Depois de fazer exercícios, decidiu caminhar de volta para casa.
Caminhava lentamente para que o corpo se acalmasse. A mochila preta e vermelha
pendia no ombro direito; os cabelos, que já precisavam de aparo, começavam a
ficar levemente molhados por causa da garoa
fina. Não tinha pressa de chegar. Tentava afastar a ideia, recusava-lhe a
atenção, certo de que se esvairia dentro de alguns instantes. E, conforme
previa, se esvaía. Ele dava-se como o vencedor, sem considerar que o ciclo retomava-se
a cada oportunidade, entremeava cada pensamento.
Temia ter de reconhecer o questionamento. Temia o momento em
que não conseguisse mais domá-lo, temia aquela hora em que o axioma invade,
toma conta da conta e se instala na alma, como o mais devastador tsunami. Dali,
sabia que não haveria volta. Por isso, evitava dar asas ao raciocínio. Sabia
que podia ser custoso. Começou a correr; gostava disso. E gostava da distração
que o movimento lhe causava. Uma gota escorria da franja e pingara no rosto, à
porta de casa.
Entrou, jogou a mochila no chão e prosseguiu.
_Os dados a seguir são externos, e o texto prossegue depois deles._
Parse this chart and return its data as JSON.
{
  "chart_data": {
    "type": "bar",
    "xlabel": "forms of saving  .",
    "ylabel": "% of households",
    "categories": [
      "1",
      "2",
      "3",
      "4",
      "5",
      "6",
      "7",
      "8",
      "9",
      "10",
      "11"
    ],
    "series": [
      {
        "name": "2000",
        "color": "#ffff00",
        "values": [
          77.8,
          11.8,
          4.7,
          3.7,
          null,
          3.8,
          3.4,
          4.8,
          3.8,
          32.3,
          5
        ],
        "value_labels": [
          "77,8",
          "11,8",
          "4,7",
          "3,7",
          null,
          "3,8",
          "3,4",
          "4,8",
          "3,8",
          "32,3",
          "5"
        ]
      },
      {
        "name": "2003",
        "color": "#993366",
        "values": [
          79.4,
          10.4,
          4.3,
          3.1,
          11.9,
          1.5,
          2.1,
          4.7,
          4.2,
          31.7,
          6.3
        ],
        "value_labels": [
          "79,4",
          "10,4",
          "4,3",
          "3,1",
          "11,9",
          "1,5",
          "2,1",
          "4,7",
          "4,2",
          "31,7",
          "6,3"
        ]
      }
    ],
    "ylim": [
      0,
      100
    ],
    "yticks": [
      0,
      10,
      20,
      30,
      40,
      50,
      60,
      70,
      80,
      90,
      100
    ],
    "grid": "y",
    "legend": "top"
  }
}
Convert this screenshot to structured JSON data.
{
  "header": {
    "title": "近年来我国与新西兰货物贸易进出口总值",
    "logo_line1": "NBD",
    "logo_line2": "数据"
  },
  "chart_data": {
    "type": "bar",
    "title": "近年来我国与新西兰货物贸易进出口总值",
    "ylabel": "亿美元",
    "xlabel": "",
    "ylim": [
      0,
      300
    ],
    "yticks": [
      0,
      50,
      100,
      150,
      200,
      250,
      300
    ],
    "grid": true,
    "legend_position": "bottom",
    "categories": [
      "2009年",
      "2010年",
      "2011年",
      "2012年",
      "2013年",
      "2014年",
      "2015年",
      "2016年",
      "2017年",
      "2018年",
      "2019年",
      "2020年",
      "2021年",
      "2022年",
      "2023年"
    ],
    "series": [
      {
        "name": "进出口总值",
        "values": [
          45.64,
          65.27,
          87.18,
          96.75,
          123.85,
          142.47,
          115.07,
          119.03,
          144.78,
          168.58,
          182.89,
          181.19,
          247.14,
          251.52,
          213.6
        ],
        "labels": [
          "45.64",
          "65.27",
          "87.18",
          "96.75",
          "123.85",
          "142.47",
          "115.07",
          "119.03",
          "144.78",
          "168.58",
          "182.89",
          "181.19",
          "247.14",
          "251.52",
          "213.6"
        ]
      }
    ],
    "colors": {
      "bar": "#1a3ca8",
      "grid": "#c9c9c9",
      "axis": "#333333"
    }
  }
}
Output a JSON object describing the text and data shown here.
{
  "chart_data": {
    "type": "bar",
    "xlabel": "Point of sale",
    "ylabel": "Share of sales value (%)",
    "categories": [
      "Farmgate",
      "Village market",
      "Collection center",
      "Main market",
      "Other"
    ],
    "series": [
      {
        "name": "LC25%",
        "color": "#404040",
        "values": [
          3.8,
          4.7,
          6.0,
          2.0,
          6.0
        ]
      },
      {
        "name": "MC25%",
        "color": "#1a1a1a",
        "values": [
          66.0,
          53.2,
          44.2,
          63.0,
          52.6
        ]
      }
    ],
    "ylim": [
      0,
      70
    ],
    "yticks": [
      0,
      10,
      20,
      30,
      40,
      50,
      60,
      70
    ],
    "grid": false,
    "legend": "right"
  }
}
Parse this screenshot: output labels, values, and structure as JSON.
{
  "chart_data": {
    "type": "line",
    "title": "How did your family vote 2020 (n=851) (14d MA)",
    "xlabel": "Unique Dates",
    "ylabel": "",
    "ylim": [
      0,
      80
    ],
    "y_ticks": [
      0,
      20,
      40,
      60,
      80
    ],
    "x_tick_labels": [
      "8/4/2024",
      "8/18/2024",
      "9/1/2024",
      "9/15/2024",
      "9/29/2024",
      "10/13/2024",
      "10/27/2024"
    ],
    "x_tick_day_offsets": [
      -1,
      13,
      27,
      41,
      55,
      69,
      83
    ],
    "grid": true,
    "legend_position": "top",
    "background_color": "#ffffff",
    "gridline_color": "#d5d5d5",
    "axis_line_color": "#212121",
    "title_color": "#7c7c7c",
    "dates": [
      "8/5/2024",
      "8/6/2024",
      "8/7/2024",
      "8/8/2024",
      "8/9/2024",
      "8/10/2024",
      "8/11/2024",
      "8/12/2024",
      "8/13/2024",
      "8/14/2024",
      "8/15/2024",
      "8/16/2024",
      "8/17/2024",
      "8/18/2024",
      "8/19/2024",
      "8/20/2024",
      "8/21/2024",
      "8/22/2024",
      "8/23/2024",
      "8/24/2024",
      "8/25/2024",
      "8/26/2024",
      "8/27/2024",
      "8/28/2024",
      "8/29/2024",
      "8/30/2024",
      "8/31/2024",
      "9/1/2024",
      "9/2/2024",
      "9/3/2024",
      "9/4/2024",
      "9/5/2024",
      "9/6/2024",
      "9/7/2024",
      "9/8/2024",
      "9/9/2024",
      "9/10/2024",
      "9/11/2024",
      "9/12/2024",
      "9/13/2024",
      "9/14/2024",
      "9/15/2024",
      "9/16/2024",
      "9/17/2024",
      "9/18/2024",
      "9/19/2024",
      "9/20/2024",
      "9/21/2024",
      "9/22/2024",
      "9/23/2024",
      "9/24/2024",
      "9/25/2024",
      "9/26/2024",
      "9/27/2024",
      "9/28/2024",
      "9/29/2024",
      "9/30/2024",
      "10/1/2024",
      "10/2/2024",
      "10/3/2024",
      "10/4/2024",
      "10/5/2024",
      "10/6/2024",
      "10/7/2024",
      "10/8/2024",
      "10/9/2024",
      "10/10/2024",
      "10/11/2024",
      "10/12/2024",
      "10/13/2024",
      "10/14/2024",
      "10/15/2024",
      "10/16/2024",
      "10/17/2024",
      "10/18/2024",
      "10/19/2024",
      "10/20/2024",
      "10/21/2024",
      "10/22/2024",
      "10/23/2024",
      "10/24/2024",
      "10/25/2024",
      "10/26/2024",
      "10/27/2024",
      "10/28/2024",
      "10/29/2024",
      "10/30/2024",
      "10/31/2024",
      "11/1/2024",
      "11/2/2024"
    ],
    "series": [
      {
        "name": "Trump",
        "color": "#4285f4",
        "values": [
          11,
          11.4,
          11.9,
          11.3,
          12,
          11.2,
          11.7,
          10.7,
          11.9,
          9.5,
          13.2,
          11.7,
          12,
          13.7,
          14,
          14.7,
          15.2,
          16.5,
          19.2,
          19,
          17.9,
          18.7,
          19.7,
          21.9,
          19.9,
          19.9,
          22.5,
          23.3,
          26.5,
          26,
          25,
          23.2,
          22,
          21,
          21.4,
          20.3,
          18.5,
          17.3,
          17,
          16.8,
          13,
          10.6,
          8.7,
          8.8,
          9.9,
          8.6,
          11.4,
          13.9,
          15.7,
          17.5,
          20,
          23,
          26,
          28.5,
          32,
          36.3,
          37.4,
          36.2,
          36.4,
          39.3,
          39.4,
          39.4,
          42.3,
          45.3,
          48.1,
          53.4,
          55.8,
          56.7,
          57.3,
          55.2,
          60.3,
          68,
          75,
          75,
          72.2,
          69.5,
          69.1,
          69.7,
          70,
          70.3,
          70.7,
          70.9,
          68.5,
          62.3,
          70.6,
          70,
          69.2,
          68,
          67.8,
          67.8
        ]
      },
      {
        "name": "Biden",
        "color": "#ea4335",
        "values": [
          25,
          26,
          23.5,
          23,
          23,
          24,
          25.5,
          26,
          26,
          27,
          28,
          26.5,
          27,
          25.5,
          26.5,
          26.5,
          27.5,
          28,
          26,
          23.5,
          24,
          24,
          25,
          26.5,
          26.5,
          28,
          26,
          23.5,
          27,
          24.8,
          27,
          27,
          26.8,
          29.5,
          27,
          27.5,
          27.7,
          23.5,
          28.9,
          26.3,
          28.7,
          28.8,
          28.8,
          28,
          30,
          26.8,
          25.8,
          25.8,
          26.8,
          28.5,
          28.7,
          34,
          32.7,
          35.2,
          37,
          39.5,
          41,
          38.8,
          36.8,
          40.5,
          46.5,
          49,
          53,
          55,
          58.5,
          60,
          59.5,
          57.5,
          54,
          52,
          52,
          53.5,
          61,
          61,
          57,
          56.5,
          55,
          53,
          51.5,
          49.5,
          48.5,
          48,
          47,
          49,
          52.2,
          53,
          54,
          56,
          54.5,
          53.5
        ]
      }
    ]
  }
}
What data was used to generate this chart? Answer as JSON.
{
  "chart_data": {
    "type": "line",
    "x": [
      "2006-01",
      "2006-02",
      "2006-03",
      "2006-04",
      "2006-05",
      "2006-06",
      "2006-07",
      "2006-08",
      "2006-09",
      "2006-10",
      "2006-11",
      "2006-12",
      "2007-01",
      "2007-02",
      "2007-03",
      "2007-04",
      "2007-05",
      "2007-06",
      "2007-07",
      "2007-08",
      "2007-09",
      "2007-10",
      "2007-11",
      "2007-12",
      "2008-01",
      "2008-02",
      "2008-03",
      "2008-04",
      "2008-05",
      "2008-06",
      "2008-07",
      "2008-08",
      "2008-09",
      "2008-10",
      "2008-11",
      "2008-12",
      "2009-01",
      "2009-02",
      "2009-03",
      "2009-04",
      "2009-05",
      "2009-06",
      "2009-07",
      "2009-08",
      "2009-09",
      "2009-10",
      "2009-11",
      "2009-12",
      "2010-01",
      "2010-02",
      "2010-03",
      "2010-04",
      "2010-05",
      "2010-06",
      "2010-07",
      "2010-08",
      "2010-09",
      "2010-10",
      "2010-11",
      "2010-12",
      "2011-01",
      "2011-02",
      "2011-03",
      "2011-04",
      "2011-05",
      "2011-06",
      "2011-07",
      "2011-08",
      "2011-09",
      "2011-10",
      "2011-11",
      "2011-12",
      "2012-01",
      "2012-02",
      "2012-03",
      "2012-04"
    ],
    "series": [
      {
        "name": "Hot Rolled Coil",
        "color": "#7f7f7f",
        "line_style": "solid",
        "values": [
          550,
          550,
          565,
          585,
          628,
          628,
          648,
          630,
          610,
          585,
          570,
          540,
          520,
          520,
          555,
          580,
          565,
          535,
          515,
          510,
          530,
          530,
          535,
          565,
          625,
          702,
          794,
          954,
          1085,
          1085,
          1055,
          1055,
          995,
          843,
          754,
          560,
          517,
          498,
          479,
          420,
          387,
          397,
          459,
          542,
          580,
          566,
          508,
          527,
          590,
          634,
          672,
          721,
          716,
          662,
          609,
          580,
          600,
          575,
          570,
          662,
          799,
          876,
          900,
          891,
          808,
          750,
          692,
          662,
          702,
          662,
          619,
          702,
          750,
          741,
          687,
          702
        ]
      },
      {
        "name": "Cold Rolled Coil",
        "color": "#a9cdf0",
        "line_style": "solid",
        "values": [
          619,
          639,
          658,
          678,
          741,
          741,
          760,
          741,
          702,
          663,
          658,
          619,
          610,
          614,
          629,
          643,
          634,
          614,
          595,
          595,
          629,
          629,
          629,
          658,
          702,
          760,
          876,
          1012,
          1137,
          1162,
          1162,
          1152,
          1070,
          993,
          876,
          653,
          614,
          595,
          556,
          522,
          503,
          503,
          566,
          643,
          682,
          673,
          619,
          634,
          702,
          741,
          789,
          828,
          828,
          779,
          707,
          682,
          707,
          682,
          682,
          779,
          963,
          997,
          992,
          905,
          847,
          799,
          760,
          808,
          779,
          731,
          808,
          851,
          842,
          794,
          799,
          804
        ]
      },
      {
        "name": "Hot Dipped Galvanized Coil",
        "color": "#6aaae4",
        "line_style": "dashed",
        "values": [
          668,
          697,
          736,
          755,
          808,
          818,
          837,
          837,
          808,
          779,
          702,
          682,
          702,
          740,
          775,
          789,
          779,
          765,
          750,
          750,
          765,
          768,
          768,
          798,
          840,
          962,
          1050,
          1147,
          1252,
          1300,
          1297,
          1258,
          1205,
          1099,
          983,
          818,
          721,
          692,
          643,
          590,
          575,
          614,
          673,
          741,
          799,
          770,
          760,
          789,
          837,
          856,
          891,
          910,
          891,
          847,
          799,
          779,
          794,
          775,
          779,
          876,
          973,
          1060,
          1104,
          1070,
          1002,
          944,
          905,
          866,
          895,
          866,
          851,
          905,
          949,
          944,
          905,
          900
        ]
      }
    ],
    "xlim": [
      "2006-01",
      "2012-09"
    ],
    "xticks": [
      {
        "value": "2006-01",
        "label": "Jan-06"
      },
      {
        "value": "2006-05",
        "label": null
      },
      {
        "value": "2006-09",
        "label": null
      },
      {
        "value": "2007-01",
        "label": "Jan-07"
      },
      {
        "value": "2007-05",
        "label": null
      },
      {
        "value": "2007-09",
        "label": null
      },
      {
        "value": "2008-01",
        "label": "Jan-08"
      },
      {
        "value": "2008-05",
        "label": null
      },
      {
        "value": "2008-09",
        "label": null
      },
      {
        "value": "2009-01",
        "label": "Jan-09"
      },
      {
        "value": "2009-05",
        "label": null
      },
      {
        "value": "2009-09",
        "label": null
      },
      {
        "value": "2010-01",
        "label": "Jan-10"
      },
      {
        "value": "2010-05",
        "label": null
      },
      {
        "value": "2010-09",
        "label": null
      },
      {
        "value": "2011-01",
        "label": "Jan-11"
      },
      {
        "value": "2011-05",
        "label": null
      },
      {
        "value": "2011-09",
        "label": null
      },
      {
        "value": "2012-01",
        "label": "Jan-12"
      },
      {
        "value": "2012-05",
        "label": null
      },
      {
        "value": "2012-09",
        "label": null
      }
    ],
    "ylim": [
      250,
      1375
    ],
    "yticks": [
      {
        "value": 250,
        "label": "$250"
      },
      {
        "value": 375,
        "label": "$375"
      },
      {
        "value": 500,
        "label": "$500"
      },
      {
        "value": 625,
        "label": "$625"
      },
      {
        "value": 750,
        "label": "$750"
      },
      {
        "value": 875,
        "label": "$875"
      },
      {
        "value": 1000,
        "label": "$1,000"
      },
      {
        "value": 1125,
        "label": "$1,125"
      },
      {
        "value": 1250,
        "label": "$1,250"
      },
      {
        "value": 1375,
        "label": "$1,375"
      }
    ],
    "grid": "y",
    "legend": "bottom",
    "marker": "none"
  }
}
Viu pelas
costas aquela que o esperava; ela virou-se e gritou de felicidade. Ele fez um
sorriso. Ela exclamou novamente em voz alta. A dúvida alfinetou com força. Já era
tarde, não conseguiria contê-la. Fez outro sorriso e subiu as escadas. Calou-se,
na certeza de que amanhã seria um novo dia. Sempre esperava o novo dia, depois
da noite que tudo dissolvia. Por dentro, tudo emudeceu.